Tooke's Take: April 4, 2000

Perpetual Madness
A Princeton Basketball Fan's Obsessive Search for Scores

By Wes Tooke '98 (email: cwtooke@princeton.edu)

MALIBU, CA-Exhibit A in the pathetic life of a wandering sports fan. It's 5:30 P.M. on a Tuesday in southern California-the tail end of a beautiful spring day-and the sun is just beginning to set over the ocean. Any sane person would be sitting on the pristine beach and feeling grateful for the opportunity to spend such a perfect day in paradise.

Instead, however, I'm huddled over a computer screen in a nearly dark room only 250 yards from the breaking waves. Every 10 seconds or so I click the refresh button on my Web browser. The page I keep reloading contains only one item-the Penn-Princeton basketball score-yet I greet every tiny change with either a pleased mumble or a soft groan.

In this era of instant gratification and high-technology thrills, it seems impossible that a person could find such satisfaction in a pair of numbers. Yet these are the trials that most Ivy League basketball fans are forced to endure. National radio and television coverage of Ivy games ranges from spotty to nonexistent, so the Internet has become the one reliable source for instantaneous scores.

In the absence of moving pictures, I'm left to imagine the action. Maybe the latest Princeton field goal came on a graceful hook shot by Chris Young '02. Perhaps C.J. Chapman '01 split the defense and sliced to the basket for a textbook backdoor layup. Maybe the ball bounced off the head of a Penn defender and settled neatly through the basket. I have no way of knowing.

Someday in the near future-provided that I learn to use my computer for more than word processing and e-mail-I might be able to watch the game live on my computer using streaming video. After all, Princeton is already using the Web to broadcast radio coverage of its football games. For now, however, the other fans and I are stuck with two options-either settle for the refresh button or hope the game is on television.

In the case of the Penn-Princeton game, the contest actually was on television, but it was on DirecTV-several classes above standard cable service. I could have gone to a sports bar, but I've learned through bitter experience that convincing a bar to switch the television from a random Big-10 game to the Ivies is an exhausting process that requires truly delicate negotiating tactics. And since I possess neither the wile of Machiavelli nor the commanding presence of Stalin, I only make the attempt when the game is of earth-shattering importance.

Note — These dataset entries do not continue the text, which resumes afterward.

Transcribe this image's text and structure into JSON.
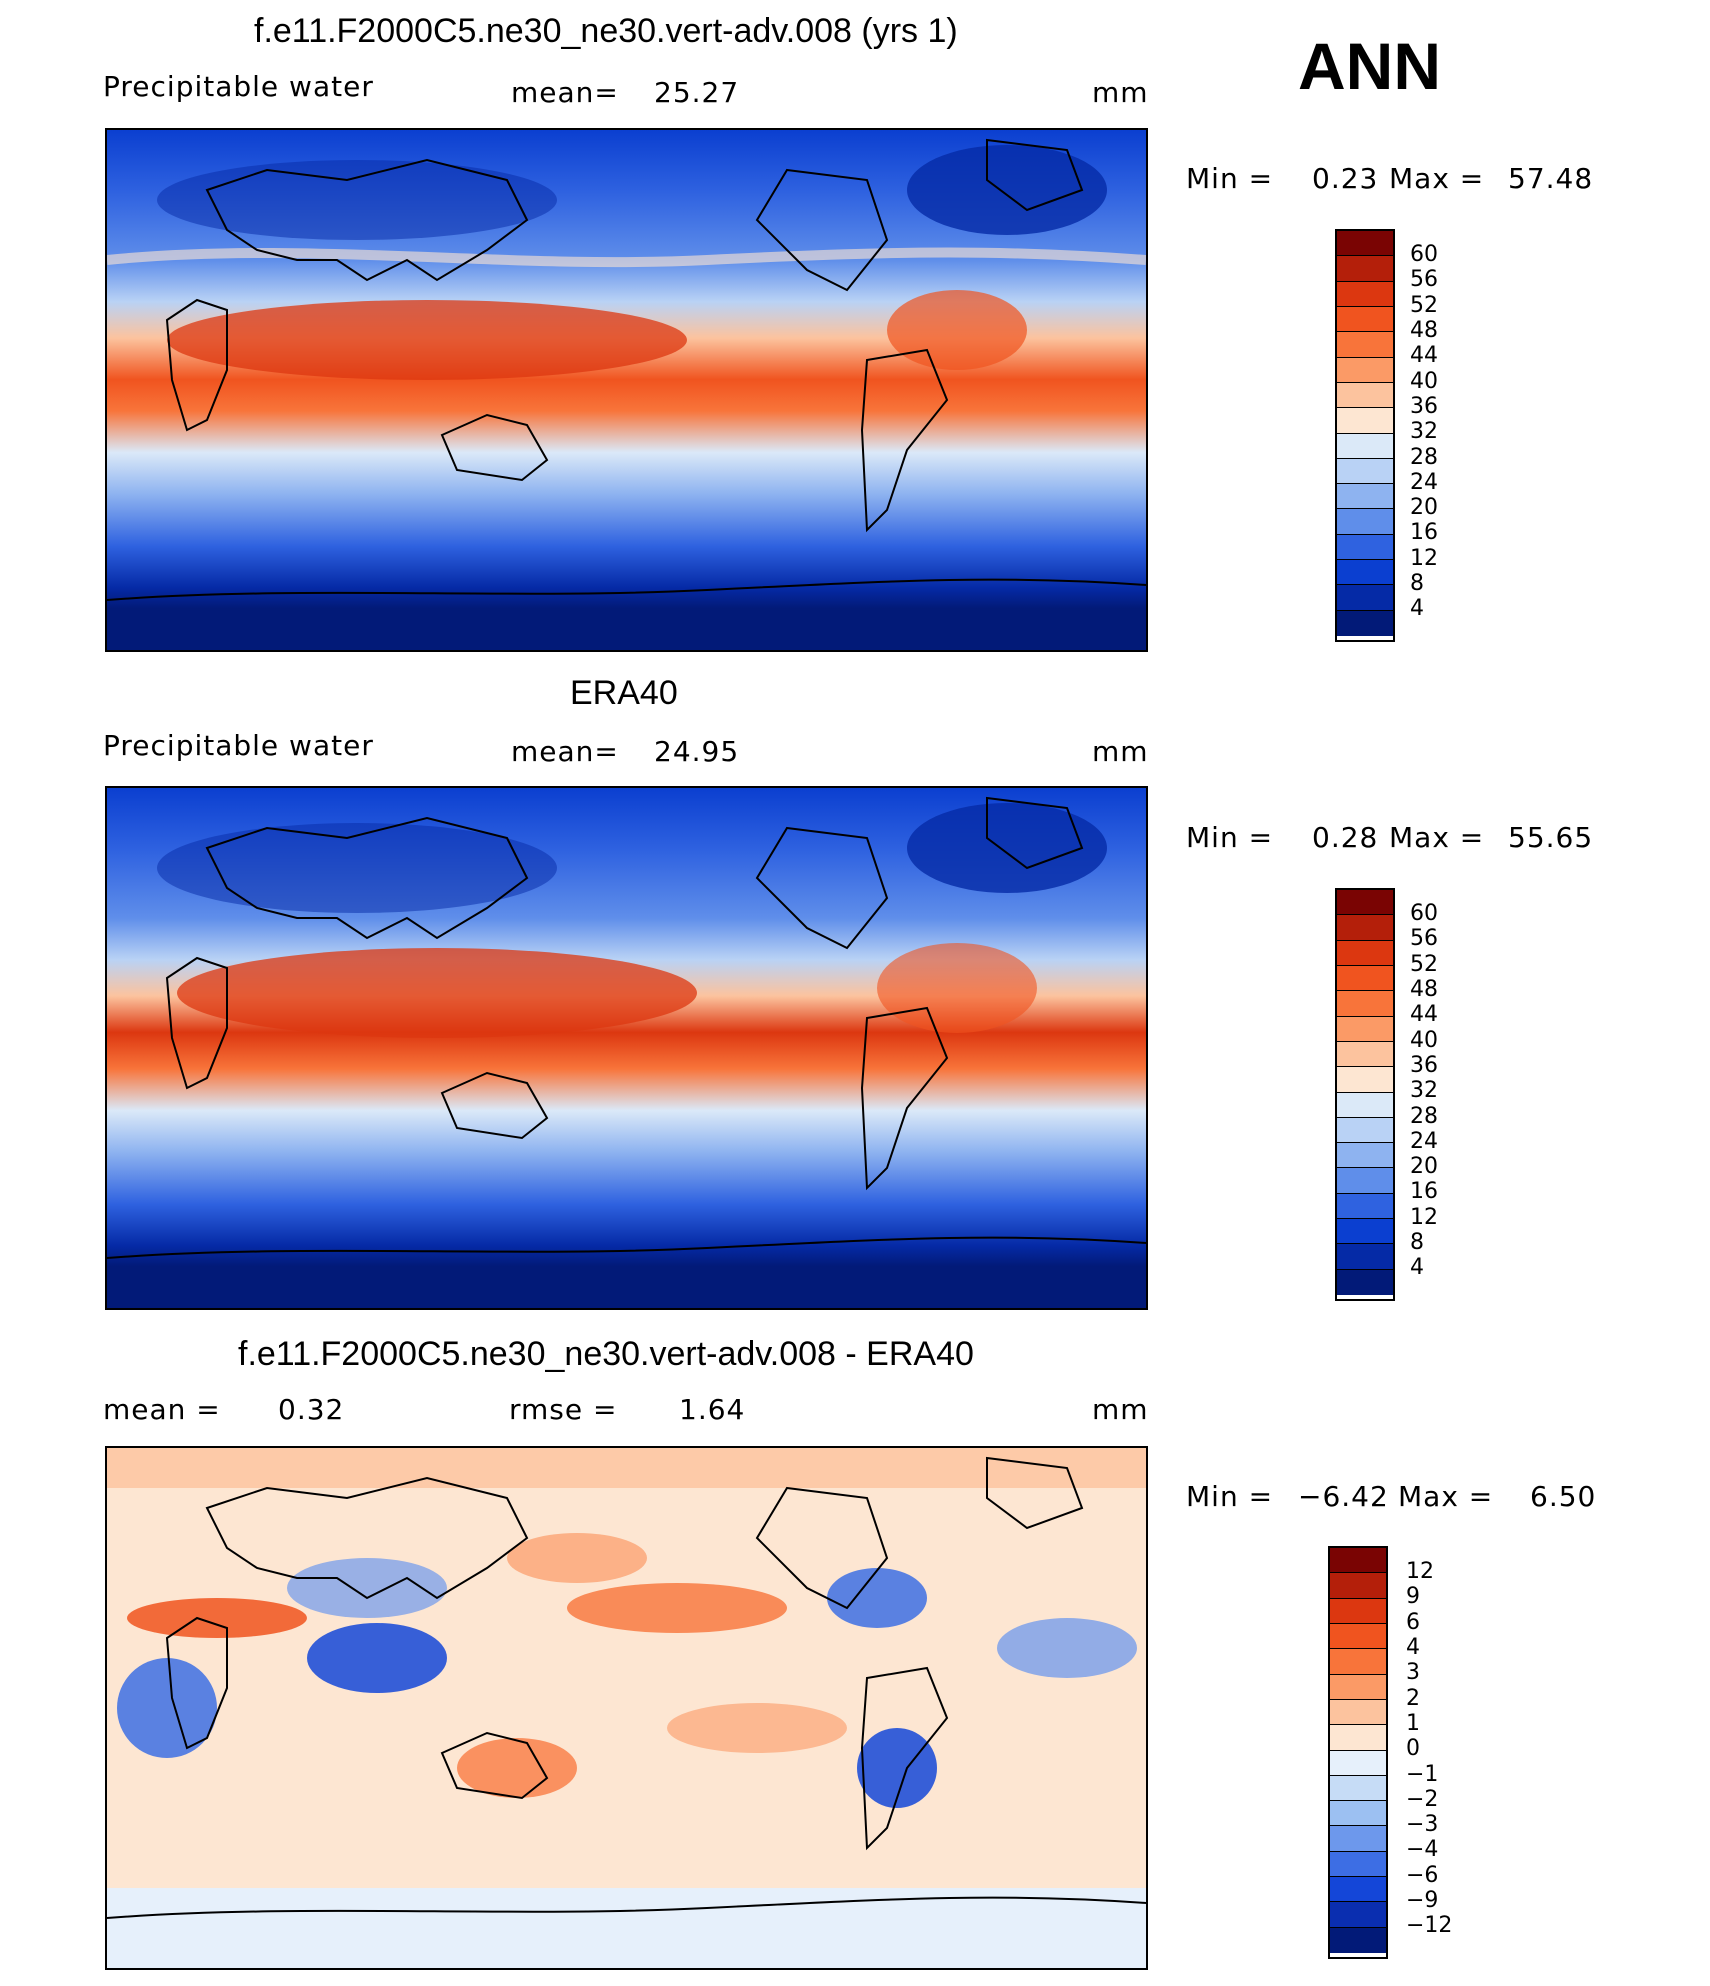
{
  "season": "ANN",
  "panels": [
    {
      "title": "f.e11.F2000C5.ne30_ne30.vert-adv.008 (yrs 1)",
      "variable": "Precipitable water",
      "stat_label": "mean=",
      "stat_value": "25.27",
      "units": "mm",
      "min_label": "Min =",
      "min_value": "0.23",
      "max_label": "Max =",
      "max_value": "57.48",
      "levels": [
        "60",
        "56",
        "52",
        "48",
        "44",
        "40",
        "36",
        "32",
        "28",
        "24",
        "20",
        "16",
        "12",
        "8",
        "4"
      ],
      "colors": [
        "#7a0403",
        "#b41f0a",
        "#dc3710",
        "#f0541f",
        "#f8743a",
        "#fb9a66",
        "#fcc39e",
        "#fde6d2",
        "#dbe9f8",
        "#b9d2f5",
        "#8eb3f0",
        "#5f8eea",
        "#2f62e0",
        "#0b3fd0",
        "#052aa6",
        "#021a78"
      ]
    },
    {
      "title": "ERA40",
      "variable": "Precipitable water",
      "stat_label": "mean=",
      "stat_value": "24.95",
      "units": "mm",
      "min_label": "Min =",
      "min_value": "0.28",
      "max_label": "Max =",
      "max_value": "55.65",
      "levels": [
        "60",
        "56",
        "52",
        "48",
        "44",
        "40",
        "36",
        "32",
        "28",
        "24",
        "20",
        "16",
        "12",
        "8",
        "4"
      ],
      "colors": [
        "#7a0403",
        "#b41f0a",
        "#dc3710",
        "#f0541f",
        "#f8743a",
        "#fb9a66",
        "#fcc39e",
        "#fde6d2",
        "#dbe9f8",
        "#b9d2f5",
        "#8eb3f0",
        "#5f8eea",
        "#2f62e0",
        "#0b3fd0",
        "#052aa6",
        "#021a78"
      ]
    },
    {
      "title": "f.e11.F2000C5.ne30_ne30.vert-adv.008 - ERA40",
      "mean_label": "mean =",
      "mean_value": "0.32",
      "rmse_label": "rmse =",
      "rmse_value": "1.64",
      "units": "mm",
      "min_label": "Min =",
      "min_value": "−6.42",
      "max_label": "Max =",
      "max_value": "6.50",
      "levels": [
        "12",
        "9",
        "6",
        "4",
        "3",
        "2",
        "1",
        "0",
        "−1",
        "−2",
        "−3",
        "−4",
        "−6",
        "−9",
        "−12"
      ],
      "colors": [
        "#7a0403",
        "#b41f0a",
        "#dc3710",
        "#f0541f",
        "#f8743a",
        "#fb9a66",
        "#fcc39e",
        "#fde6d2",
        "#e6f0fb",
        "#c6dcf6",
        "#9cc0f2",
        "#6d98ec",
        "#3d6ee4",
        "#1446d8",
        "#0a2eb0",
        "#021a78"
      ]
    }
  ]
}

On the few occasions when I have decided to throw myself on the mercy of a bar, I've noticed that the response usually fits into one of three general categories. They are:

1) Who?

2) Why?

3) We're not that kind of bar.

I have noticed, however, that when Princeton is playing in a national tournament, my question usually earns an entirely different response. Not only are the other bar patrons willing to switch to the Princeton game, they will usually be actively rooting for the Tigers by the second half. Something in the American fondness for the underdog must overcome the barflies' natural aversion to Ivy League schools.

I have to admit that sometimes when I'm missing an especially spectacular sunset I wonder why I'm hunched over a computer screen or negotiating in a dank bar. At those moments I occasionally ask myself why I can't just settle for getting the game score in the paper the next day. My well-adjusted friends do it. But then I remember that I'm being very foolish-for what could possibly be more important than the epic battles between good and evil that occur every time Penn and Princeton meet to play basketball?